Leaders: Specifics matter when communicating key goals

Last week I spent several hours interviewing Martin Madaus, former CEO of Millipore, the large life science company that was purchased by The Merck Group last summer. Martin, who negotiated the sale, talked about the innovation initiative he had led at the company with the support of Creative Realities, an innovation consulting firm headed by Mark Sebell, who also was part of the conversation. One of the big learnings I came away with is about the need for specifics when it comes to communicating key company goals.

When Martin took over the helm of Millipore in 2005, he quickly found that while the company was doing well with incremental innovation it was seriously lagging when it came to achieving breakthrough innovations – those new products, services or business models that would really shake up the marketplace. He spent the next two years talking about innovation at every opportunity and doing all he could to foster it. He hosted town hall meetings, used contests and handed out awards, all to encourage more innovation. He also significantly increased R&D spending. And still, no breakthrough innovations came forward.

While some progress was made, it still wasn’t enough so in 2007, Martin brought in Creative Realities. The first thing they did was to conduct a diagnostic that would assess how well Millipore was doing against nine critical success factors of innovation identified by Creative Realities. Martin said the biggest surprise to come out of the diagnostic was that there was dissonance between what the executive team wanted and what the rest of the organization understood. “We had been saying for the last two years that we wanted breakthrough innovation and yet it still wasn’t clear,” he said.

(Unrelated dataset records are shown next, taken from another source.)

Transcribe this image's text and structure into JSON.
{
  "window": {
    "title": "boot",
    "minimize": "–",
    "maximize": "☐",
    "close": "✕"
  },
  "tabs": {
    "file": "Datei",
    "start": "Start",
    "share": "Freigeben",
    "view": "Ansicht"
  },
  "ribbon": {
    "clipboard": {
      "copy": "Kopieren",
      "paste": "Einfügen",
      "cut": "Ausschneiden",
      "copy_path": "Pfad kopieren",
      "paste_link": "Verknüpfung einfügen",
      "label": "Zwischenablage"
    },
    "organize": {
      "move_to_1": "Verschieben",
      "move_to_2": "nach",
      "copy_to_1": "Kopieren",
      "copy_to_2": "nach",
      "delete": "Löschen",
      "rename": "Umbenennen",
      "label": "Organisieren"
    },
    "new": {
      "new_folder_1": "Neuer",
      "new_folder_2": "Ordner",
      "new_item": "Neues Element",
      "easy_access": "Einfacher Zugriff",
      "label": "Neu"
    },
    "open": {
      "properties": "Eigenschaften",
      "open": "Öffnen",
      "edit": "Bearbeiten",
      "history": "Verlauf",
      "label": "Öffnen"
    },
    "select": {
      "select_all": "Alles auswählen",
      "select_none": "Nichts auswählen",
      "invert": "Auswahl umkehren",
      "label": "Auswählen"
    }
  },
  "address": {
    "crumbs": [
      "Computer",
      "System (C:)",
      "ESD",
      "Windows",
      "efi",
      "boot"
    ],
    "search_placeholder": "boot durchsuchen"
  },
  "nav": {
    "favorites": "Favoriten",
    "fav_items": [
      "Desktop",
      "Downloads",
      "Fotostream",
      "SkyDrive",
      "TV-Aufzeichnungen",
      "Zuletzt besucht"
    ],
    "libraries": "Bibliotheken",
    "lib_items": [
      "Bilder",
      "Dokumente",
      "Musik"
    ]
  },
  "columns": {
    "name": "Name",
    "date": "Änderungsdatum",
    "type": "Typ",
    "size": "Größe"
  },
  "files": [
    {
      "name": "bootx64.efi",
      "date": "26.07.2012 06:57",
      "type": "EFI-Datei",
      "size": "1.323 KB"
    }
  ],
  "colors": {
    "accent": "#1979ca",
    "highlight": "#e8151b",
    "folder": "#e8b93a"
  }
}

While Martin and his executive team had been stressing that they wanted “big ideas” they had not defined what that meant so everyone interpreted it in their own way. Martin and his team set about defining very specifically what they meant by breakthrough innovation. From there, things really took off. People could see that the ideas they had in their pipeline that they thought were breakthrough didn’t meet the high bar that their CEO had set. So they started thinking bigger and came up with ideas with the potential to be real game changers.

The most important takeaway for me from this conversation was how important it is to be specific when communicating key goals or initiatives. Martin thought he was telling people what he wanted. But using general terms, like “breakthrough innovation” or “big ideas,” wasn’t getting the job done. To his surprise, when they started to discuss it there wasn’t even agreement among his executive team about what breakthrough innovation would look like.

So while you may feel you’ve talked a topic that is critical to the future of your company to death, check to see if the right message has really gotten through. Is your vision shared by your people? Do they understand what you want and why you want it? Are things changing as they need to change? If not, the problem may very well be in how you’ve crafted your message.